Monday, August 13, 2012

LET THE WILD DIGGING BEGIN

Dearest Readers,
Cecelia-1st day after one hour of digging the hole



DAY 1:
I’ve been planning this journey down to the center of the self for over a year, and have at last pierced the earth. Won’t be easy. This creation of a marble lined, well-ish cylinder of emptiness and a ladder to climb in and out of it was accepted into SculpFest 2012 at the Carving Studio and Sculpture Center in West Rutland VT. Nine artists and I will be creating outdoor installations on the grounds of four abandoned Vermont marble quarries...now a sculpture school. Here’s my original sketch.
Hole proposal sketch
Hole composition: loam-gray clay-iron oxide-marble rocks-coal bits-rusty metal parts

I managed to dig for one hour today, and excavated about 6” of loam, gray clay, marble rocks, bits of coal and rusted machine parts from a long time ago. It nearly killed me. Temperature was 80˚ with partly sunny skies and almost no humidity. The universe smiled on me this first day.
Jonathan starts the hole
When I arrived I was surprised to find that  Jonathan La Farge, the Studio Manager had already begun digging the hole. I wanted to extract the first shovelful, but I’m very grateful for the head start.
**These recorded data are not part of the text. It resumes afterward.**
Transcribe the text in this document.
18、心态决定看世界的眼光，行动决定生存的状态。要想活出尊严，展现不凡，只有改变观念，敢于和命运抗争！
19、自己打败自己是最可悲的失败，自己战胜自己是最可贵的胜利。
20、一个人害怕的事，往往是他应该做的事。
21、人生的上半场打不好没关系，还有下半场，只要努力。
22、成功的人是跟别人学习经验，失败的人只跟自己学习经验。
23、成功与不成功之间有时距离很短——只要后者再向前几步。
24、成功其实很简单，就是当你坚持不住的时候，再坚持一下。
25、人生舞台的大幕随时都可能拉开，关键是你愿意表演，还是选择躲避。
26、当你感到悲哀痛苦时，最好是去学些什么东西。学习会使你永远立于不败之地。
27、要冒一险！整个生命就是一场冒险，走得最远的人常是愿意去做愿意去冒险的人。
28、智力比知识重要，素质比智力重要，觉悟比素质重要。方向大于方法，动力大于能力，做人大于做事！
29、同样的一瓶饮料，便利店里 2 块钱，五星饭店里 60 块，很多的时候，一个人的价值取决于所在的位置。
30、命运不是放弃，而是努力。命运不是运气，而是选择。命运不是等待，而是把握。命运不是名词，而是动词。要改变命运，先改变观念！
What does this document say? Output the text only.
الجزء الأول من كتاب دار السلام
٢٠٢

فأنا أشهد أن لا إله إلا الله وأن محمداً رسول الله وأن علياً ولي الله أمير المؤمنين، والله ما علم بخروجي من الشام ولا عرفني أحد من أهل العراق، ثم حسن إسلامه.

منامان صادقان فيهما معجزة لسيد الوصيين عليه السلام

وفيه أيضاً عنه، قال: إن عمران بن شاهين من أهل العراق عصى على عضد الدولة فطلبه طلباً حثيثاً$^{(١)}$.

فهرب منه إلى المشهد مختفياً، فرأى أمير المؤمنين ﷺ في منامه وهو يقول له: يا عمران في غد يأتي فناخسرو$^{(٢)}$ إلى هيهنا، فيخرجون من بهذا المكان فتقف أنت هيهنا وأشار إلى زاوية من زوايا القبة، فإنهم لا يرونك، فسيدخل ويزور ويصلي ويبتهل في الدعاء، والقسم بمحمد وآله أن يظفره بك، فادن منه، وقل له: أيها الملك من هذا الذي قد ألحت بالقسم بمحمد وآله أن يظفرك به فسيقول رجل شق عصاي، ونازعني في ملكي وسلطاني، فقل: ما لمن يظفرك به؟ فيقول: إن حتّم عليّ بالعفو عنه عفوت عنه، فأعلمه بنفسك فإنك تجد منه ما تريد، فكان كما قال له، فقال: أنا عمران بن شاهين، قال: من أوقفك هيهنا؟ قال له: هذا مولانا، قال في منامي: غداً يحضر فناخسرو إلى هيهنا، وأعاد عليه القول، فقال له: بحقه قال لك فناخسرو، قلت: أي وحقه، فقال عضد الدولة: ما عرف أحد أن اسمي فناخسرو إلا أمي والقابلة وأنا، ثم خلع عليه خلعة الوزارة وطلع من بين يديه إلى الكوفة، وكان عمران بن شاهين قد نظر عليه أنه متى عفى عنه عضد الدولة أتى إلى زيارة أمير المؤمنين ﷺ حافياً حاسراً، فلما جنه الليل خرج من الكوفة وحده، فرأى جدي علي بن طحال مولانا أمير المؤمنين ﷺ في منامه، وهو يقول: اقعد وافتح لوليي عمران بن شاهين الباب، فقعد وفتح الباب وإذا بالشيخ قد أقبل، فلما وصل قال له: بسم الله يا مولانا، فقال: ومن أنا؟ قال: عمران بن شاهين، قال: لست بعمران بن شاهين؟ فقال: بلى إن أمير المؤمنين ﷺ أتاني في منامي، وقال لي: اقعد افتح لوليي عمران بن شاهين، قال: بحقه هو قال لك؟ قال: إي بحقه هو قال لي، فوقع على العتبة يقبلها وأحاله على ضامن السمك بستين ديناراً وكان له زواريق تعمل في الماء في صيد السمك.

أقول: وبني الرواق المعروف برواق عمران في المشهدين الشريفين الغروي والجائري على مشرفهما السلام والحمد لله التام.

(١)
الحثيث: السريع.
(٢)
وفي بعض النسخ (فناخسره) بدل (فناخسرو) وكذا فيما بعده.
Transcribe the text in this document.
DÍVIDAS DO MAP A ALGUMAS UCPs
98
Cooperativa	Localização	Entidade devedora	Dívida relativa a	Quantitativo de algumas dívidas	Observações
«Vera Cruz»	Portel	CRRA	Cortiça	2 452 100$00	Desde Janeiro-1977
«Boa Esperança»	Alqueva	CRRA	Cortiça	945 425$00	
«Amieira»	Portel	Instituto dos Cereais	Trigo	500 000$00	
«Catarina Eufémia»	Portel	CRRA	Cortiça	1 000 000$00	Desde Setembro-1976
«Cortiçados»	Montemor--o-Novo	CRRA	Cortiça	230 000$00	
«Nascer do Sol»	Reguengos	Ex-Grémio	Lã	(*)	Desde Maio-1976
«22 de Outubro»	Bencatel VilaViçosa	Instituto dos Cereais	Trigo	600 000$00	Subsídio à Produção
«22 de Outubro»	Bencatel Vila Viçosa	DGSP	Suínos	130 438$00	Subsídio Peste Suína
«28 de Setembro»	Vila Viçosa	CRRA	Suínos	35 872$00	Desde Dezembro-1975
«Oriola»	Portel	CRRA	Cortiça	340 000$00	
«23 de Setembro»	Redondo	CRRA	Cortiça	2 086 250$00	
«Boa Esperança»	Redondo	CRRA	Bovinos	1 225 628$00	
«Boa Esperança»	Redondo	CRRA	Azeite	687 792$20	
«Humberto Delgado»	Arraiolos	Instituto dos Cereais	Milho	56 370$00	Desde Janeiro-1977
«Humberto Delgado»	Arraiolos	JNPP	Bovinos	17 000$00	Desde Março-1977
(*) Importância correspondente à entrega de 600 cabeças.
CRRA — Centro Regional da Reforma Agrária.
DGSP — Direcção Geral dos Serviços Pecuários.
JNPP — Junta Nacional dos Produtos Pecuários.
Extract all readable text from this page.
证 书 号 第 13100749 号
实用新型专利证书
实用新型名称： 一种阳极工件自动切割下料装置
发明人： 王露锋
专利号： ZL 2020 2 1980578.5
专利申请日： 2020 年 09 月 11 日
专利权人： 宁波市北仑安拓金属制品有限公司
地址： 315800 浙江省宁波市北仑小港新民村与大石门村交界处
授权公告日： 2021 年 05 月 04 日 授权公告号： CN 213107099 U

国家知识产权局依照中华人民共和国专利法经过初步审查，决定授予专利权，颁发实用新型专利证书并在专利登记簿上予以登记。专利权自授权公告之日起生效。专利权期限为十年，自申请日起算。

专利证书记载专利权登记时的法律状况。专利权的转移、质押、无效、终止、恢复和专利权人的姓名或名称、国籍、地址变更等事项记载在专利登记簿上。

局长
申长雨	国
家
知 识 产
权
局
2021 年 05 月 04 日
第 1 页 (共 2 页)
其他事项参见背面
He’s young and strong.
Cecelia's first shovelful
 So far my body is doing well, but I’m getting stiffer as I sit here at the computer. During the dig I got winded a lot, and my chest felt tight. I slowed down and sat on the edge often. I’ve been building up my body for a few months with modified push-ups, gentle sit-ups and deep knee bends. Right now I feel my lower back tensing, a fullness in my right side, and my stomach muscles contracting. Not bad. Art and exercise. What a combination!
Funny thing. I did not think much during the digging. I was concentrating on staying alive. I don’t really see this as a personal passage anymore. I had envisioned myself as a reincarnated “hero” à la myth scholar Joseph Campbell, testing my muscular mettle while delving through rocks and roots and stubborn dirt to experience some sort of death-defying transformation while thinking, always thinking about the nature of death by digging underground. But then it dawned on me, like the Tibetan Buddhist teacher Chogyam Trungpa says in the closing quote, the journey and the goal are already here. Honestly, I already know something about death, hope and fear.
So cheerfully I proceed on this downward path of not-knowing what to expect in digging a well or building a ladder. So far it’s tiring but thrilling to do it. I hope the result will be a beautiful cylinder of space with a way to go down and come up again. Stay with me as I make the daily descent. The short time frame allotted will determine how deep and wide I go. Must be finished by the opening reception on September 8th.
THE END OF AMBITION
“Salvation, if we can talk about it at all, is the end of ambition, which is when you become completely one with your experience. Knowledge becomes one with wisdom, which is called buddhahood or the awakened state of mind. You realize that you never needed to make the journey at all, because the journey and the goal are there already. It’s not so much that you are achieving liberation, but it is more that you realize that liberation is right there and that you needn’t have sought for it.”-- Chogyam Trungpa Rinpoche, Transcending Madness: The Experience of the Six Bardos

1 comment:

  1. I'm so excited that you'll be able to dig this piece and line it with marble. The drawing is gorgeous. Happy belated birthday to you!